Lewis Dodd is set to be given a chance to shine for St Helens in the coming weeks, and Kristian Woolf insists he’s ready for the big stage.
The young playmaker, billed as one of the brightest talents in rugby league, has been given cameo roles in the Saints side post-lockdown.
He scored his first try for the club in the victory over Wakefield and has predominantly played at hooker, despite being a halfback.
Woolf admitted it was a decision made to aid his development, but with a quick flurry of games incoming, he was set to be given a chance to showcase his talents in his specialist position in the coming weeks.
“I think somewhere around the next couple of weeks we’ll be able to allow Lewis Dodd to be our halfback and steer the team around and demand what he needs to of players as a halfback needs to do,” Woolf said.
“I’ve been really happy with how he’s been introduced to the team, playing a little bit of hooker has been a really good introduction for him to the physicality and the speed of Super League and obviously doing that over shorter periods means he can do it over shorter periods and not the fatigue periods.
But Woolf insists Dodd is ready to experience the full rigours of first-grade rugby league.
“I’m not too worried about him getting exposed to be honest because I think he’s ready to go at Super League.
“The intention has always been to give him a taste there at hooker because I think it helps his development and he’s had a little taste at half. It’s hard sometimes to manufacture that because you need games to be going your way and also it’s hard to chop and change halves and break combinations.
“The real opportunity for Lewis to play some halfback was when Theo Fages was injured and he had the Covid scare. That did take away a little bit of that opportunity so it’s been a matter of trying to find the right time and not interfere with the rest of the team too much as opposed to being worried about whether he’s being overexposed because he’s ready to play Super League.
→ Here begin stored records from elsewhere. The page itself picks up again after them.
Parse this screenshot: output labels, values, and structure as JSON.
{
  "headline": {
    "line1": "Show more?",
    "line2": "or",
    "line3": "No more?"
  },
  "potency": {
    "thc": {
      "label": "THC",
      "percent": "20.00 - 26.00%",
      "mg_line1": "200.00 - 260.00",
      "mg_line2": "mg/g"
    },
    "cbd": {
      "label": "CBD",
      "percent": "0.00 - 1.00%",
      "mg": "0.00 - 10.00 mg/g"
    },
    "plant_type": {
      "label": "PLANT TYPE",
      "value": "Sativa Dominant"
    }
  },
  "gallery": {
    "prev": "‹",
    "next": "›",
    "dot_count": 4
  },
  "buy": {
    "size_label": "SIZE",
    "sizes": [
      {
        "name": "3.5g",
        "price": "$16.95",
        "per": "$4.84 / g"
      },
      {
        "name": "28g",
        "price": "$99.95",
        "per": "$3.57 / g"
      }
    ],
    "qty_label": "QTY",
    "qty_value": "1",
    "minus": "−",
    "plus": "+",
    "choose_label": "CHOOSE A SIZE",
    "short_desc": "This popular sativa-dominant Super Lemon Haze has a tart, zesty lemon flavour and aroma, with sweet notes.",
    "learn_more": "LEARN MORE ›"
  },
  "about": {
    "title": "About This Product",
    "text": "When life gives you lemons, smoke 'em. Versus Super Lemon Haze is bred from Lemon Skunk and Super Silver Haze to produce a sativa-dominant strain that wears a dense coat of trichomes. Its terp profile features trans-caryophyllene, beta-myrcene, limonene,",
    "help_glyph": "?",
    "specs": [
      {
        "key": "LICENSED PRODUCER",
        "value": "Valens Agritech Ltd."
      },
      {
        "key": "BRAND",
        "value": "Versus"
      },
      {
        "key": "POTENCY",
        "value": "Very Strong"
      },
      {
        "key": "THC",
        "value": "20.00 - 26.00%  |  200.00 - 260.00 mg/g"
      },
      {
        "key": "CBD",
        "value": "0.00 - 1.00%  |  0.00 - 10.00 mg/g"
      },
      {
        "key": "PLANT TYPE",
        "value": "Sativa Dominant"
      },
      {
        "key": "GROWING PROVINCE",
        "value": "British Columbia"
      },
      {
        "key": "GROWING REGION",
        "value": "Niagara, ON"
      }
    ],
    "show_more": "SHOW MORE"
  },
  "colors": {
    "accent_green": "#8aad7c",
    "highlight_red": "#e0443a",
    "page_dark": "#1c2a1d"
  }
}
If I threw him out there for 80 minutes he’s going to handle it no dramas.
“In the stint against Wakefield you’ve seen the class that he’s got and the confidence he’s got at this level as well.”
Saints have an incredible record of bringing players through their system, boasting one of the best production lines in the game.
That has played a part in their prolonged success on the pitch, which Woolf believes in return has gone hand in hand with their ability to produce players.
“It’s a bit of a catch 22 sometimes because some of our young blokes might look at other opportunities other young blokes are getting at other clubs to play some more games and feel like they’re missing out a little bit.
“But what they really gain is when you get to stand alongside Jonny Lomax or in the middle of the field with Alex Walmsley and James Roby and guys like that, you don’t get a better environment to learn how to be a first-grader and part of your success in becoming a long-term first-grader is how you learn in those early stages.
“I think our blokes are in the best possible position there to learn from that opportunity and it does give us the chance to drip feed them in a little bit and pick and choose I suppose to make sure when they do get their opportunities it’s at the right time and the right time on the field as opposed to throwing them in and hoping. When we put them in we know they’re ready.”